Líder da oposição no Paraná, deputado reforça posição contra privatizações e amplia atuação em debates que envolvem água, dados públicos, energia e educação
O debate não começa no plenário. Ele já está na rua, no preço da conta, no acesso aos serviços, na confiança — ou na falta dela. No Paraná de 2026, a discussão sobre o que deve ou não ser privatizado voltou ao centro da política. E há um nome que tem aparecido com frequência nesse embate: Arilson Chiorato.
Deputado estadual pelo PT e líder da oposição na Assembleia Legislativa, Arilson vem consolidando uma posição clara — e, para seus apoiadores, necessária — em defesa das empresas públicas que prestam serviços essenciais à população.
Privatização no radar — e na resistência
O avanço de propostas de desestatização, como o caso recente da Celepar — empresa pública responsável por dados sensíveis da população — reacendeu um alerta dentro e fora do plenário.
Para Arilson, o problema vai além da gestão: trata-se de controle, soberania e proteção do cidadão.
Em discursos e manifestações públicas, o deputado tem sido direto ao ponto: serviços como água, energia, educação e tecnologia estatal não podem ser tratados apenas como ativos financeiros.
“Não se trata só de vender uma empresa. É sobre o risco de transformar direitos em mercadoria”, resume a linha política que ele vem sustentando ao longo do mandato.
Da Celepar à conta de água: uma mesma linha
A atuação do parlamentar não se limita a um único tema.
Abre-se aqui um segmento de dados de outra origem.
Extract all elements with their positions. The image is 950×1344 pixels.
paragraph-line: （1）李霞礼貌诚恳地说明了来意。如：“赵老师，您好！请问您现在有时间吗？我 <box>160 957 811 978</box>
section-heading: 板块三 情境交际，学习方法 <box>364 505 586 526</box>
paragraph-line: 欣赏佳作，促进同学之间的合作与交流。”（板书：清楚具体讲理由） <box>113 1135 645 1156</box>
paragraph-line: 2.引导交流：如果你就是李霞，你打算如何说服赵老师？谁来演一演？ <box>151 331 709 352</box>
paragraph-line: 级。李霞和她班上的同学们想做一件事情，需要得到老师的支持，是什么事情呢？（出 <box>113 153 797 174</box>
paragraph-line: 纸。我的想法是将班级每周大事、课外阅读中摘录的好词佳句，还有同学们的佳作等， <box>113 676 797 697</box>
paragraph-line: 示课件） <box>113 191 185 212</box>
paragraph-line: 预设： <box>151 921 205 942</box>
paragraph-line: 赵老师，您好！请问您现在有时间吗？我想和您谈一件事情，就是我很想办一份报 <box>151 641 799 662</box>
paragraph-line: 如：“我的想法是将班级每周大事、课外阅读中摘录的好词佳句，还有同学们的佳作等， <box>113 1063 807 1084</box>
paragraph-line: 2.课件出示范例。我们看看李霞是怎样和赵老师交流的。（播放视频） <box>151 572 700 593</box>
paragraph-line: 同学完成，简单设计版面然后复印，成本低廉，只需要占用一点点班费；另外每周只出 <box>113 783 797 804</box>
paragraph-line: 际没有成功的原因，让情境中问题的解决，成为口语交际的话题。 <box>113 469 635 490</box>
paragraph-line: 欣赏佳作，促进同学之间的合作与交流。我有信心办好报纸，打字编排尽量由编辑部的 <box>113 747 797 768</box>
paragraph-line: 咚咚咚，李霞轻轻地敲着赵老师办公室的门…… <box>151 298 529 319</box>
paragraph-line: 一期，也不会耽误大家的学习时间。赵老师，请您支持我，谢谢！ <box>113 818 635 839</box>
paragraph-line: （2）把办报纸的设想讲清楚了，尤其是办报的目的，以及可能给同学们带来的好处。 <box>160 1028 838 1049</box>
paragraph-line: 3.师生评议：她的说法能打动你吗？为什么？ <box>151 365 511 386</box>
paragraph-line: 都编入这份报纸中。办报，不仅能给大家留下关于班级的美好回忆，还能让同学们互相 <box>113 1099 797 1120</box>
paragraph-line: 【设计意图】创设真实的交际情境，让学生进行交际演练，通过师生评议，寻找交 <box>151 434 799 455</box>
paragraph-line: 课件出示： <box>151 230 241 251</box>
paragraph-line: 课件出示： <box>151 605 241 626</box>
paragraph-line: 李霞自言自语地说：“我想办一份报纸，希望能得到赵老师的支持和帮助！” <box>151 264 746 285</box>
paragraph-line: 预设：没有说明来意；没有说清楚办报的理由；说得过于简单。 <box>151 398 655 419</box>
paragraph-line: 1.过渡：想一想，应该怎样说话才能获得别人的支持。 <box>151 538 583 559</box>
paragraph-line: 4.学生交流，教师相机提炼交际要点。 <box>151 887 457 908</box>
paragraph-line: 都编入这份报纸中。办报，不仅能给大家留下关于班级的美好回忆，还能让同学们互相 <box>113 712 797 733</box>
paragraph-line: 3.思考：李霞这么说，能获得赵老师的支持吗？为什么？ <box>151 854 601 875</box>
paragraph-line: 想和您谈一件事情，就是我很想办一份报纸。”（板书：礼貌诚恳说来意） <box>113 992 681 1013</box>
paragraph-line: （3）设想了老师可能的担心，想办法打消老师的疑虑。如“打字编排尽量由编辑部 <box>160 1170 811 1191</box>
Nos últimos meses, ele também se posicionou sobre:
- o aumento das tarifas de água no estado;
- os impactos de decisões administrativas no bolso da população;
- propostas de terceirização e mudanças na educação pública;
- a necessidade de transparência em contratos e concessões;
- a reestatização da Copel, vendida por Ratinho Júnior em 2025.
Na prática, Arilson conecta esses pontos dentro de uma mesma visão: a de que o Estado deve garantir acesso universal e equilibrado aos serviços básicos, sem subordinar essas áreas à lógica exclusiva do lucro.
“Amigo do povo do Paraná” — narrativa que ganha força
Entre apoiadores, a imagem que se constrói é a de um deputado próximo das demandas populares, atento aos impactos reais das decisões políticas no dia a dia.
A defesa de tarifas justas, da privacidade de dados e da manutenção de serviços públicos sob controle estatal reforça essa percepção — especialmente em um momento em que o custo de vida e a qualidade dos serviços entram cada vez mais na conta do cidadão comum, incrivelmente também no Paraná que é considerado celeiro do Brasil.
Possível salto para Brasília
Nos bastidores da política paranaense, Arilson Chiorato também começa a ser citado como um possível pré-candidato a deputado federal. A movimentação ainda não é oficial, mas ganha força à medida que seu nome se projeta além da Assembleia Legislativa.
A leitura entre aliados é clara: levar essa pauta para Brasília significaria ampliar o alcance da defesa dos serviços públicos e disputar o debate em nível nacional.
Se esse caminho se confirmar, o discurso deve seguir o mesmo — direto, crítico e ancorado na ideia de que áreas essenciais não podem ser tratadas como negócios comuns, que maximizam o lucro em detrimento do atendimento ao público e à coisa pública.
Debate que está apenas no início
O Paraná se torna, mais uma vez, palco de uma discussão maior do que suas fronteiras. Privatizar ou não privatizar deixou de ser apenas uma escolha administrativa — virou uma disputa de modelo de sociedade.
Os países de primeiro mundo em especial na Europa tiveram que reprivatizar vários serviços essenciais após tentativas frustradas de venda desse serviços a iniciativa privada ou mesmo de parcerias público privadas. Água, energia, privacidade de dados, educação e saúde não são mercadoria.
E, nesse cenário, Arilson Chiorato se posiciona como uma das vozes mais ativas desse embate, defendendo que, quando o assunto é o essencial, o interesse público deve vir antes de qualquer planilha. Arilson já declarou que é pré-candidato a Deputado Federal, para poder lutar pelo nosso estado e pelo melhor que temos, que é o próprio povo do Estado do Paraná. Por conta de sua popularidade e presença constante não apenas na capital, mas principalmente no interior do Estado, deve terminar a eleição entre os mais votados.